Luís Augusto Fischer: É, estava se preparando para ser pastor, algo assim. E aí quando foi na segunda gestão, o Tarso eleito em 92, aí eu fui convidado para ser coordenador do livro. Não sendo filiado. Eu topei. Era um grupo, pô, a nossa geração chegou ali. A gente tinha trinta e poucos anos. Então era o Luciano Alabarse no teatro, o Branco na música. Eu não sei se já era o primeiro, mas o Jorge Pozzobon, o cara do “Vocês brancos não tem alma”, da área da memória. Não, era Ana Meira depois do Pozzobon. Humberto Rodrigues, de cinema. O Fernando Schuler na Usina e tal. Foi um negócio sensacional. A nossa geração aqui em Porto Alegre chegou no poder numa época, sabe, muito boa. 

Arthur de Faria: Tu perdeu isso [falando com o Guto Leite]. Porto Alegre parecia inteligente, cara.

Guto Leite: Peguei o finalzinho.

Kátia Suman: Teve um momento bem bacana.

Tarso, Fischer e Luis Eduardo Utzig, 1995

Luís Augusto Fischer: Todo mundo querendo fazer coisas, o orçamento participativo começando, e aí naquela gestão se consolidou. Daí é coisa do atrito, começa a ter bronca. Por exemplo: tinha vários caras da universidade que foram trabalhar na prefeitura, faziam um acordo no seu departamento. Era assim, eu continuo professor, continuo ganhando salário de professor, mas eu vou ser também diretor da divisão tal. E o departamento dizia, legal, tranquilo. O que aconteceu comigo? Não. Tem que sair daqui. Não, pode ficar nas duas coisas. Eu também não queria sair. Eu queria continuar dando aula, me disseram que não. Então, acho que eu fiquei um semestre meio indo e voltando, daí fiquei fora desse tempo todo. Era mais um motivo. Aquela história que eu te contei… Todo mundo que não era petista, já naquela época, ou que era antipetista, já me olhou também assim, achando… 
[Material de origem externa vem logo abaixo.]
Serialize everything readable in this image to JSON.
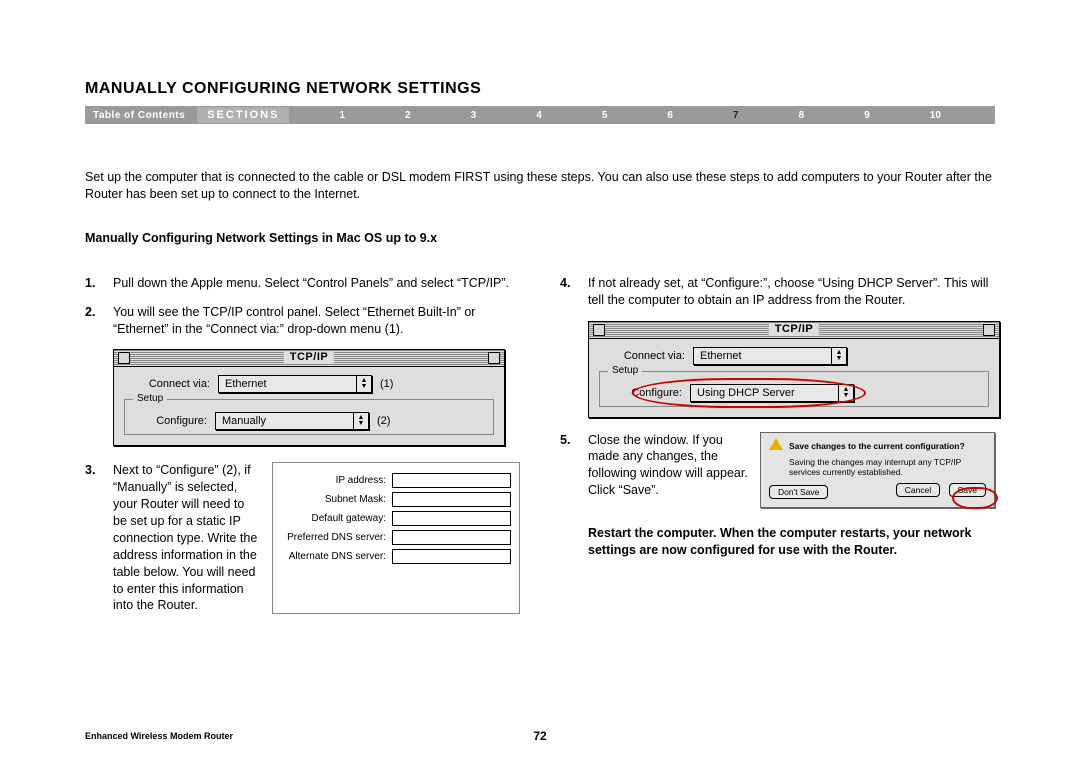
{
  "title": "MANUALLY CONFIGURING NETWORK SETTINGS",
  "nav": {
    "toc": "Table of Contents",
    "sections_label": "SECTIONS",
    "items": [
      "1",
      "2",
      "3",
      "4",
      "5",
      "6",
      "7",
      "8",
      "9",
      "10"
    ],
    "current": "7"
  },
  "intro": "Set up the computer that is connected to the cable or DSL modem FIRST using these steps. You can also use these steps to add computers to your Router after the Router has been set up to connect to the Internet.",
  "subhead": "Manually Configuring Network Settings in Mac OS up to 9.x",
  "left": {
    "step1": {
      "num": "1.",
      "text": "Pull down the Apple menu. Select “Control Panels” and select “TCP/IP”."
    },
    "step2": {
      "num": "2.",
      "text": "You will see the TCP/IP control panel. Select “Ethernet Built-In” or “Ethernet” in the “Connect via:” drop-down menu (1)."
    },
    "fig1": {
      "title": "TCP/IP",
      "connect_label": "Connect via:",
      "connect_value": "Ethernet",
      "setup_label": "Setup",
      "configure_label": "Configure:",
      "configure_value": "Manually",
      "callout1": "(1)",
      "callout2": "(2)"
    },
    "step3": {
      "num": "3.",
      "text": "Next to “Configure” (2), if “Manually” is selected, your Router will need to be set up for a static IP connection type. Write the address information in the table below. You will need to enter this information into the Router.",
      "fields": [
        "IP address:",
        "Subnet Mask:",
        "Default gateway:",
        "Preferred DNS server:",
        "Alternate DNS server:"
      ]
    }
  },
  "right": {
    "step4": {
      "num": "4.",
      "text": "If not already set, at “Configure:”, choose “Using DHCP Server”. This will tell the computer to obtain an IP address from the Router."
    },
    "fig2": {
      "title": "TCP/IP",
      "connect_label": "Connect via:",
      "connect_value": "Ethernet",
      "setup_label": "Setup",
      "configure_label": "Configure:",
      "configure_value": "Using DHCP Server"
    },
    "step5": {
      "num": "5.",
      "text": "Close the window. If you made any changes, the following window will appear. Click “Save”."
    },
    "dialog": {
      "msg1": "Save changes to the current configuration?",
      "msg2": "Saving the changes may interrupt any TCP/IP services currently established.",
      "dont_save": "Don't Save",
      "cancel": "Cancel",
      "save": "Save"
    },
    "restart": "Restart the computer. When the computer restarts, your network settings are now configured for use with the Router."
  },
  "footer": {
    "product": "Enhanced Wireless Modem Router",
    "page": "72"
  }
}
Kátia Suman: Tá, mas eu não entendi, tu ficou afastado da universidade? 

Luís Augusto Fischer: Sim, por três anos. Três anos e pouco. Porque não me deixaram. Não me deixaram. Na verdade, vários colegas de apartamento…
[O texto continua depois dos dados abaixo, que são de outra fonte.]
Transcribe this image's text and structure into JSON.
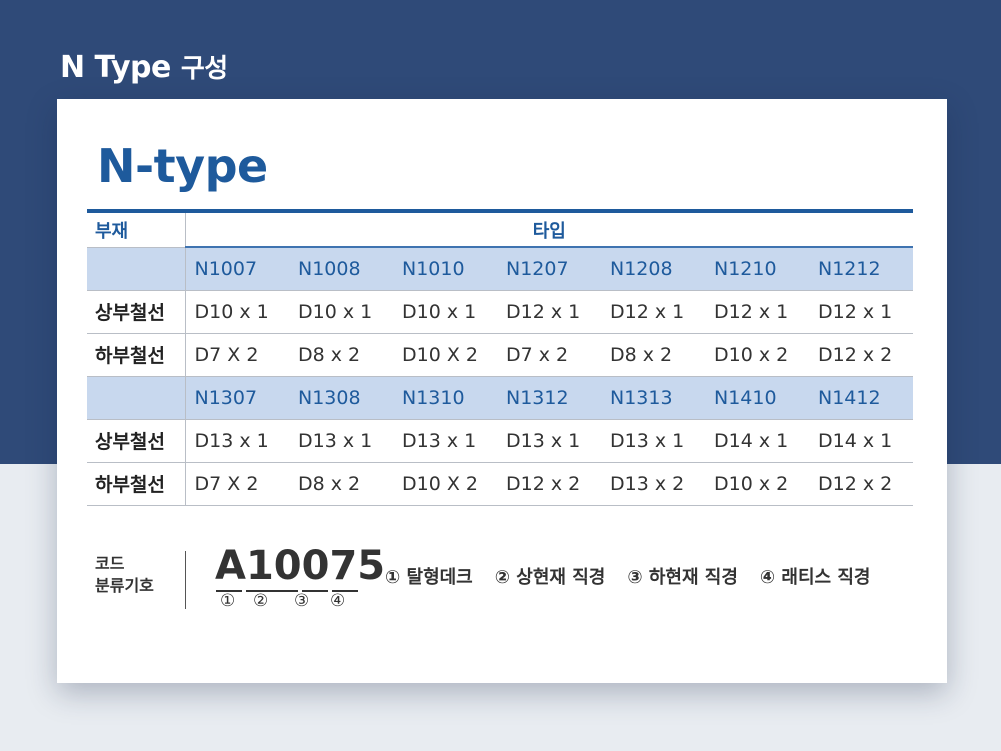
{
  "section_title": {
    "en": "N Type",
    "ko": "구성"
  },
  "card_title": "N-type",
  "table": {
    "col_label": "부재",
    "type_label": "타입",
    "groups": [
      {
        "codes": [
          "N1007",
          "N1008",
          "N1010",
          "N1207",
          "N1208",
          "N1210",
          "N1212"
        ],
        "rows": [
          {
            "label": "상부철선",
            "values": [
              "D10 x 1",
              "D10 x 1",
              "D10 x 1",
              "D12 x 1",
              "D12 x 1",
              "D12 x 1",
              "D12 x 1"
            ]
          },
          {
            "label": "하부철선",
            "values": [
              "D7 X 2",
              "D8 x 2",
              "D10 X 2",
              "D7 x 2",
              "D8 x 2",
              "D10 x 2",
              "D12 x 2"
            ]
          }
        ]
      },
      {
        "codes": [
          "N1307",
          "N1308",
          "N1310",
          "N1312",
          "N1313",
          "N1410",
          "N1412"
        ],
        "rows": [
          {
            "label": "상부철선",
            "values": [
              "D13 x 1",
              "D13 x 1",
              "D13 x 1",
              "D13 x 1",
              "D13 x 1",
              "D14 x 1",
              "D14 x 1"
            ]
          },
          {
            "label": "하부철선",
            "values": [
              "D7 X 2",
              "D8 x 2",
              "D10 X 2",
              "D12 x 2",
              "D13 x 2",
              "D10 x 2",
              "D12 x 2"
            ]
          }
        ]
      }
    ]
  },
  "code_legend": {
    "label_line1": "코드",
    "label_line2": "분류기호",
    "code": "A10075",
    "markers": [
      "①",
      "②",
      "③",
      "④"
    ],
    "items": [
      "① 탈형데크",
      "② 상현재 직경",
      "③ 하현재 직경",
      "④ 래티스 직경"
    ]
  },
  "colors": {
    "navy": "#2f4a78",
    "accent": "#1e5a9c",
    "code_row_bg": "#c8d8ee"
  }
}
Arthur de Faria: É licença interesse? 

Guto Leite: Não, tem uma aplicação específica. 

Luís Augusto Fischer: Cedência.

Arthur de Faria: Aí tu não recebe, mas tu tem o lugar garantido, é isso?

Kátia Suman: Fica garantido a vaga.

Luís Augusto Fischer: O meu chefe na prefeitura era o Tarso e o meu chefe na UFRGS era o Hélgio Trindade. Dois caras completamente homo sapiens. Então, enfim, não tinha culpa. O que eu ia falar? 

Guto Leite: Tu disse “aquele negócio que eu te contei”. 

Luís Augusto Fischer: Ah sim, do Candido. A história do Candido. Eu conheci o Candido ao vivo em 92, no fim de 92. O Candido veio a Porto Alegre num evento que eu tinha ajudado a programar junto com o Flávio Azevedo, que trabalhava lá. Um troço chamado “Roteiros novos para as velhas leituras”. E aí o Candido foi convidado para ser o palestrante de abertura. O Candido era petista e tal, não sei o quê. E era “O” Candido. Ele veio numa sexta-feira para dar aula sábado de manhã, que o curso que a gente fazia era sábado de manhã lá na Renascença. Nessa sexta-feira à noite teve uma recepção para o Candido. Uma casa lá na Mostardeiro. Bah. E eu fui lá. Eu era um guri ainda, tinha 34. Porra, o Candido, né? Mas estava todo mundo, sabe? “Tout” Porto Alegre estava lá. Todos os escritores.

Arthur de Faria: Todo mundo. Todo mundo entre aspas.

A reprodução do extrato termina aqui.